There was still such swelling and damage in his hip that he couldn’t swing the bad leg down – not on his own. He grabbed his thigh with shaking hands and forced it over. Everything went white a second, the pain vibrating at an audible frequency, a high whine in his ears like a bad motor. When his toes skimmed the floor, the pain crackled all the way up the limb, took breathtaking hold in the ruined crater in his hip.

This was terrible, so terrible. His body sent him every kind of warning signal.Stop, you dumbass!
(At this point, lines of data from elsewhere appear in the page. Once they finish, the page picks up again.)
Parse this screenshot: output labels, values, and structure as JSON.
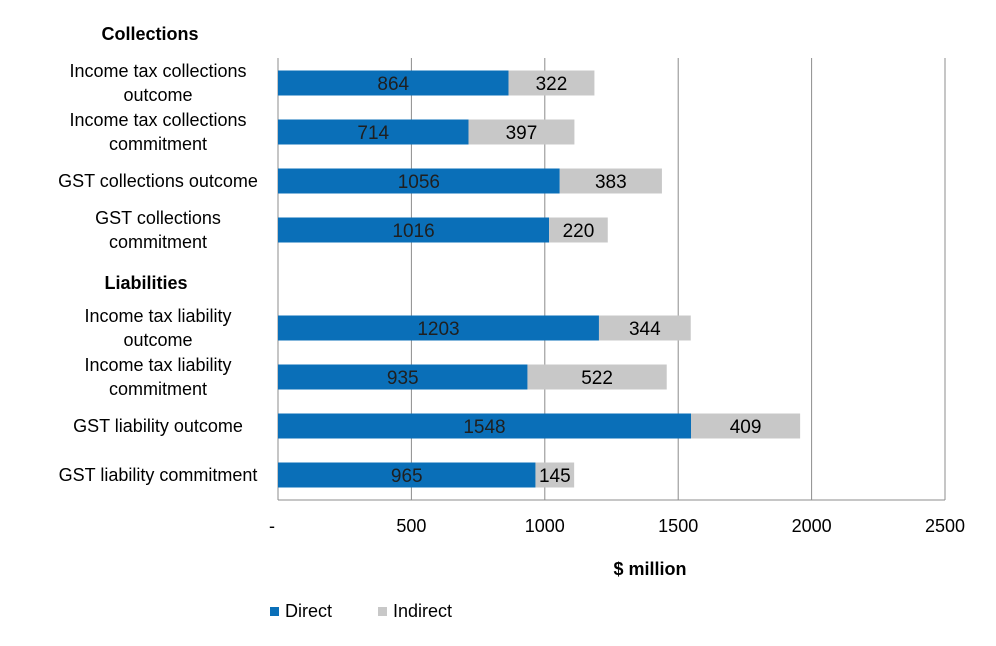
{
  "chart_data": {
    "type": "bar",
    "orientation": "horizontal",
    "stacked": true,
    "xlabel": "$ million",
    "xlim": [
      0,
      2500
    ],
    "xticks": [
      0,
      500,
      1000,
      1500,
      2000,
      2500
    ],
    "xtick_labels": [
      "-",
      "500",
      "1000",
      "1500",
      "2000",
      "2500"
    ],
    "groups": [
      {
        "label": "Collections",
        "categories": [
          "Income tax collections outcome",
          "Income tax collections commitment",
          "GST collections outcome",
          "GST collections commitment"
        ]
      },
      {
        "label": "Liabilities",
        "categories": [
          "Income tax liability outcome",
          "Income tax liability commitment",
          "GST liability outcome",
          "GST liability commitment"
        ]
      }
    ],
    "categories": [
      [
        "Income tax collections",
        "outcome"
      ],
      [
        "Income tax collections",
        "commitment"
      ],
      [
        "GST collections outcome"
      ],
      [
        "GST collections",
        "commitment"
      ],
      [
        "Income tax liability",
        "outcome"
      ],
      [
        "Income tax liability",
        "commitment"
      ],
      [
        "GST liability outcome"
      ],
      [
        "GST liability commitment"
      ]
    ],
    "series": [
      {
        "name": "Direct",
        "color": "#0a6fb8",
        "values": [
          864,
          714,
          1056,
          1016,
          1203,
          935,
          1548,
          965
        ]
      },
      {
        "name": "Indirect",
        "color": "#c8c8c8",
        "values": [
          322,
          397,
          383,
          220,
          344,
          522,
          409,
          145
        ]
      }
    ],
    "grid": true,
    "legend": "bottom"
  }
}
Stop, you can’t do this!

But he could hear Gringo and the cartel thug shoving at each other, shoes squeaking on the tile, grunting and hissing and, in the thug’s case, gasping wetly.

Jinx marshaled every bit of strength, kept his teeth gritted, held tight to the bedrail, and lurched out of bed.

He lost his vision a moment, the black of unconsciousness pressing against the white of agony. His legs wouldn’t hold him. It felt like something gave way in his hip; swore he felt things tearing and snapping and breaking. He went down, but it was a controlled fall. He managed to pitch forward, and catch himself with his hands. As his sight was fizzing back to life, his gorge rising up his throat, he grabbed the gun, and made one last agonizing twist onto his side so he could aim it.

Gringo and the thug looked like they were dancing, roughly, swaying back and forth, pushing and then pulling, trading the upper hand. They were trying to choke one another, and he would have laughed about it if circumstances were different.

“G, play dead,” Jinx shouted.

For maybe the first time in his life, Gringo listened. He went totally limp, and the thug, surprised, lost his grip on him.

Jinx pulled the trigger, and blood showered the sheetrock of the wall in bright droplets. The shot bounced off the walls, obscenely loud. The Chupacabras hadn’t thought to equip their muscle with suppressors.

The thug went down hard, not dead yet, but dying, big legs kicking uselessly, making a few last gasps for breath.

Gringo scrambled to his feet and kicked the dying man. “Fucking shit.” He looked up at Jinx. “Aw, shit, dude, did you fuck yourself up?”

“Big time. Help me up.”

Beyond the door, he could hear shouts, and running. Someone called some sort of code over the PA system, a crackled voice calling for calm. Heard a scream. Heard a male voice bark, “FBI, move! Get out of the way! Stay down!”

“The feds,” Gringo said, going to a knee beside him on the floor. “Shit, this is bad. This is really bad.”

Jinx didn’t know if he meant the situation, the dead man, the feds, or Jinx’s pathetic body lying prone on the floor, but clarification didn’t matter; it was all bad.

“Move!” the voice in the hall shouted again, and then the door opened.

Jinx glanced up, and was startled to see Reese, one of Fox’s little proteges, in the threshold, a gun in his hand. Behind him, he spotted Fox’s brother, the one who should have been upstairs in the ICU, leaning on a young guy in a suit, clutching a wheeled IV pole, bandaged and looking like death warmed over.